Ford, one of the leading automakers in the United States, is reassessing its manufacturing operations in the country after a six-week strike by the United Auto Workers (UAW) union last year. The strike, which forced Ford to raise wages by 33 percent, has led CEO Jim Farley to suggest that the company needs to carefully consider its “manufacturing footprint” as it transitions to electric vehicles.

The relationship between Ford and the UAW has historically been strong, with no strikes involving the union since the 1970s. However, last year’s strike at Ford’s Louisville factory in Kentucky changed that dynamic. The strike resulted in higher wages for workers, with top-level employees securing a 33 percent wage hike that pushes their hourly wages to around $42. Ford also agreed to eliminate wage tiers and reinstate cost-of-living adjustments.

According to UAW President Shawn Fain, the new contract offered more raises to workers than the past 22 years combined. However, the increased wages also come at a cost, adding $900 to the cost of each new vehicle. As a result, Ford is looking for ways to cut down manufacturing costs this year to offset the impact of the new contract.

One option Ford is considering is moving some of its operations to Mexico, where labor costs are cheaper. While Ford has always prioritized manufacturing its big pickup trucks in the United States, this approach has come at a higher cost compared to competitors who have built factories in Mexico. CEO Jim Farley acknowledged that the company’s reliance on the UAW led to its Louisville factory being shut down during the strike, and he sees this as a turning point for the company’s relationship with the union.

Bill Ford, executive chairman of Ford, has previously warned about the negative impact of pushing up labor costs. He stated that higher labor costs restrict investments in new factories and spending on new vehicle development, which could result in job losses for the company and the country as a whole.
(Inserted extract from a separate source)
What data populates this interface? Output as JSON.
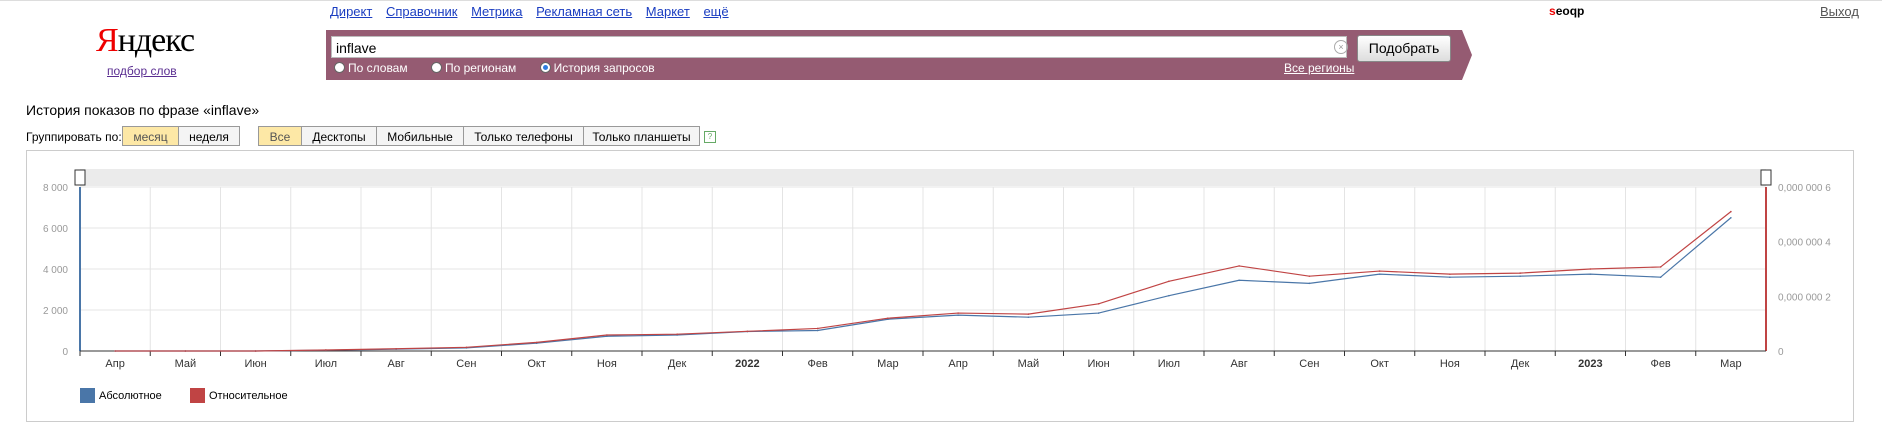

Despite these challenges, Ford is determined to make its mark in the electric vehicle market. During the Wolfe Research Global Auto Conference, Jim Farley outlined Ford’s plans for EVs, focusing on smaller and lower-priced vehicles such as pickup trucks and full-size vans. The company is developing a low-cost, small EV that it believes will be profitable, thanks to tax credits offered by the U.S. government. Consumers who purchase EVs are eligible for up to $7,500 in credits, but only if the final assembly of the vehicles is done in North America.

This creates an added incentive for Ford to consider manufacturing EVs in Mexico, as vehicles produced there would still qualify for the tax credits. However, Ford faces pressure to make its EV business profitable as soon as possible. The segment registered an almost $5 billion loss before taxes last year. CEO Jim Farley emphasized that any new EV from the company must become profitable within a year of its release.

Ford also faces competition from China, which is ahead in terms of EV technology. Chinese automakers may seek to establish factories in Mexico to avoid the 27.5 percent tariffs imposed on China-made electric vehicles by the United States. Marin Gjaja, COO of Ford’s EV unit, noted that Chinese EV manufacturer BYD is already exploring factory sites in Mexico.

In conclusion, Ford is navigating a complex landscape in the aftermath of the UAW strike. The company is considering its manufacturing operations in the United States and exploring options in Mexico to reduce costs. Meanwhile, it is investing in the development of profitable EVs to stay competitive and meet consumer demand. The future of Ford’s manufacturing footprint and its success in the EV market will play a crucial role in shaping the company’s trajectory in the coming years.